Although Hillman cannot say for sure that this ultimatum is what did it, Jacob stayed there for 100 days. After that, he moved, got a job and stayed for six months in a sober house. He kept the job for several years and eventually moved into an apartment. He has been active in AA ever since and has been clean for almost eight years.
Hillman has continued going to Al-Anon. She asked her husband to come with her and try it out at least once. They went to a different meeting than she had been going to. “We walked into the room and there were two couples who we know really well,” she said. “Both of them had children with similar problems and we had no idea. We’ve been going to that same meeting now for almost nine years, every Thursday night.
“That first meeting was a huge relief,” she said. “I couldn’t speak at the first meeting. I couldn’t open my mouth, with lips quivering as I cried. They let me cry. Other people at that meeting cried. And I heard a phrase that night, that I think really guided me: ‘Detach with love’ – meaning you have permission to detach from your loved one’s problems, that you’re not responsible for them, that you can’t fix their problems, but that you still love them.”
Hillman realized, over time, that Jacob would have to find his own way and that she couldn’t enable him by sending money or paying for things for him. “But, we never stopped loving him the whole way, the whole time,” she said.
As she healed, Hillman felt the desire to write a book about her experiences. She asked her son for permission to publish it.
“The reason for writing it was, I knew there were other families in hiding and ashamed, and that shame and fear just makes it worse,” she said. “It makes it worse for you if you love someone in addiction, and it doesn’t help the person with addiction. The whole purpose in writing this was to help particularly other moms and dads and sisters and brothers and boyfriends and aunts and uncles and grandfathers who I knew were sort of in hiding and had secrets and weren’t sharing – giving them hope that they can do it, too.

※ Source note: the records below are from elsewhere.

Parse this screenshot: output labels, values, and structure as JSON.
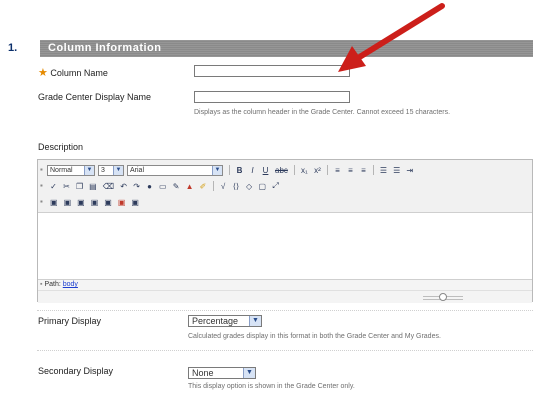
{
  "section": {
    "number": "1.",
    "title": "Column Information"
  },
  "column_name": {
    "label": "Column Name",
    "required_mark": "★",
    "value": ""
  },
  "display_name": {
    "label": "Grade Center Display Name",
    "value": "",
    "hint": "Displays as the column header in the Grade Center. Cannot exceed 15 characters."
  },
  "description": {
    "label": "Description",
    "toolbar": {
      "format": "Normal",
      "size": "3",
      "font": "Arial",
      "bold": "B",
      "italic": "I",
      "underline": "U",
      "strike": "abc",
      "subscript": "x₁",
      "superscript": "x²"
    },
    "path_label": "Path:",
    "path_value": "body"
  },
  "primary_display": {
    "label": "Primary Display",
    "value": "Percentage",
    "hint": "Calculated grades display in this format in both the Grade Center and My Grades."
  },
  "secondary_display": {
    "label": "Secondary Display",
    "value": "None",
    "hint": "This display option is shown in the Grade Center only."
  },
  "colors": {
    "accent_arrow": "#cc1f1a",
    "header_bg": "#8a8a8a",
    "link": "#1d3fd1"
  }
}
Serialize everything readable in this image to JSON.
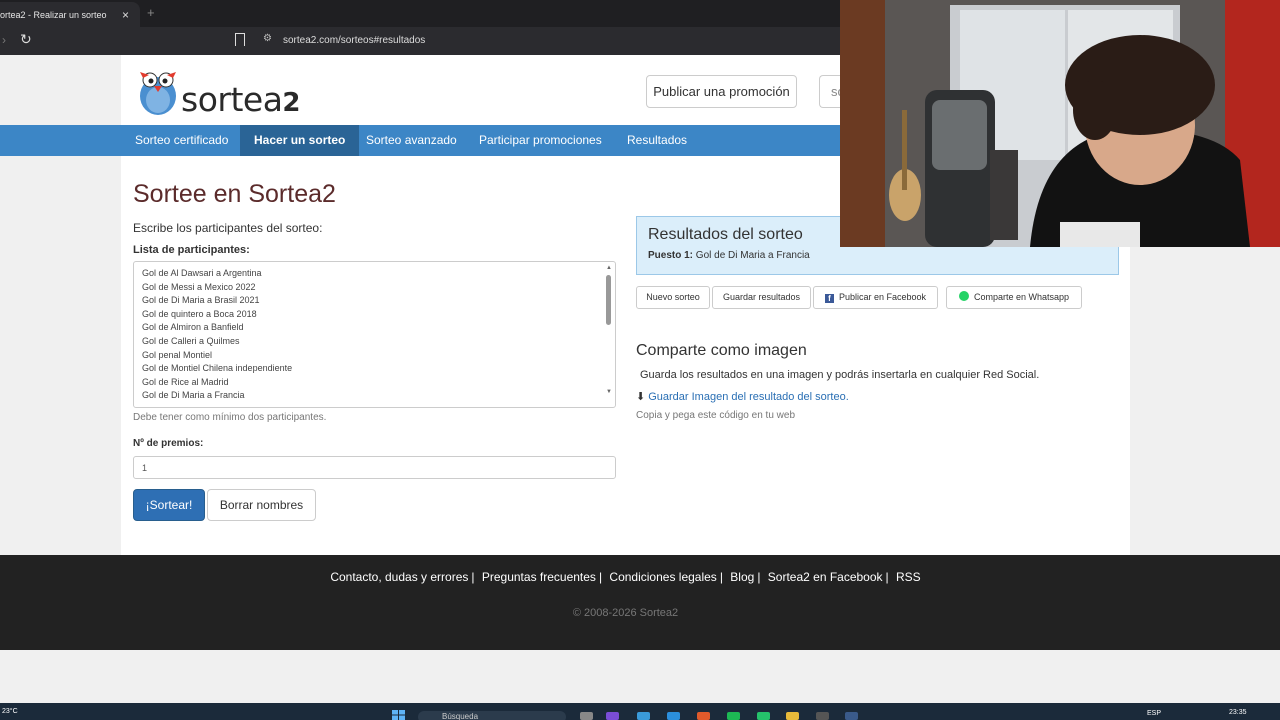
{
  "browser": {
    "tab_title": "orteа2 - Realizar un sorteo",
    "tab_close": "×",
    "new_tab": "+",
    "url": "sortea2.com/sorteos#resultados"
  },
  "header": {
    "logo_text": "sortea",
    "logo_suffix": "2",
    "publish_button": "Publicar una promoción",
    "partial_button": "so"
  },
  "nav": {
    "items": [
      {
        "label": "Sorteo certificado"
      },
      {
        "label": "Hacer un sorteo"
      },
      {
        "label": "Sorteo avanzado"
      },
      {
        "label": "Participar promociones"
      },
      {
        "label": "Resultados"
      }
    ],
    "active": "Hacer un sorteo"
  },
  "main": {
    "title": "Sortee en Sortea2",
    "subtitle": "Escribe los participantes del sorteo:",
    "list_label": "Lista de participantes:",
    "participants": [
      "Gol de Al Dawsari a Argentina",
      "Gol de Messi a Mexico 2022",
      "Gol de Di Maria a Brasil 2021",
      "Gol de quintero a Boca 2018",
      "Gol de Almiron a Banfield",
      "Gol de Calleri a Quilmes",
      "Gol penal Montiel",
      "Gol de Montiel Chilena independiente",
      "Gol de Rice al Madrid",
      "Gol de Di Maria a Francia"
    ],
    "hint": "Debe tener como mínimo dos participantes.",
    "prizes_label": "Nº de premios:",
    "prizes_value": "1",
    "draw_button": "¡Sortear!",
    "clear_button": "Borrar nombres"
  },
  "results": {
    "title": "Resultados del sorteo",
    "place_label": "Puesto 1:",
    "place_value": "Gol de Di Maria a Francia",
    "buttons": {
      "new": "Nuevo sorteo",
      "save": "Guardar resultados",
      "facebook": "Publicar en Facebook",
      "whatsapp": "Comparte en Whatsapp"
    }
  },
  "share": {
    "title": "Comparte como imagen",
    "description": "Guarda los resultados en una imagen y podrás insertarla en cualquier Red Social.",
    "download_link": "Guardar Imagen del resultado del sorteo.",
    "copy_code": "Copia y pega este código en tu web"
  },
  "footer": {
    "links": [
      "Contacto, dudas y errores",
      "Preguntas frecuentes",
      "Condiciones legales",
      "Blog",
      "Sortea2 en Facebook",
      "RSS"
    ],
    "separator": "|",
    "copyright": "© 2008-2026 Sortea2"
  },
  "taskbar": {
    "temperature": "23°C",
    "search_placeholder": "Búsqueda",
    "language": "ESP",
    "time": "23:35"
  },
  "colors": {
    "nav_bg": "#3c86c6",
    "nav_active": "#2a6496",
    "title": "#5b2b2b",
    "primary_button": "#2e6fb4",
    "results_bg": "#dbeefa",
    "footer_bg": "#222222"
  }
}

“Don’t hide,” she stressed. “Find professional help for yourself. My message is not to those with addiction, it’s to those who love people with addiction. My son says, ‘Mom, remind people that this is your story. Not mine.’
“If you have somebody in your life that is using or drinking, please go get help for yourself,” she said. “If one person in the family can get healthy and understand addiction, boundaries, and how to take care of themselves, then it will affect the rest of the family.
“That’s what happened in our family. I got stronger, my husband got stronger. Jacob saw that we were trying to understand him, that we were trying to get ourselves right again. He was getting better and we had a common language.”
Hillman said, “I think people who recover from an addiction and somehow live every day clean and healthy, year after year after year, to me, they are the most amazing, profound people. My son has become just an astonishingly profound young man and I’m very, very proud of him.
“I think that Judaism hasn’t helped us here today,” she added. “I think it’s getting better, but, looking back on it, part of my shame was that this doesn’t happen to Jews. We’re smart, educated, driven, are achievers, we don’t have addiction – but that’s not true.”
The Nov. 25 event with the Hillmans was sponsored by the JCFS and Gray Academy of Jewish Education. Panelists included an addictions physician, a therapist and an Addictions Foundation of Manitoba consultant on youth.
“Recovery is individual. There is no single treatment that works for everyone. There is no easy fix, like there is no single cause. It’s a combination of factors,” said Ivy Kopstein of the JCFS. “As a community, we need to end stigma and judgment, and replace it with compassion and understanding so we have no need for secrets anymore.”
Rebeca Kuropatwa is a Winnipeg freelance writer.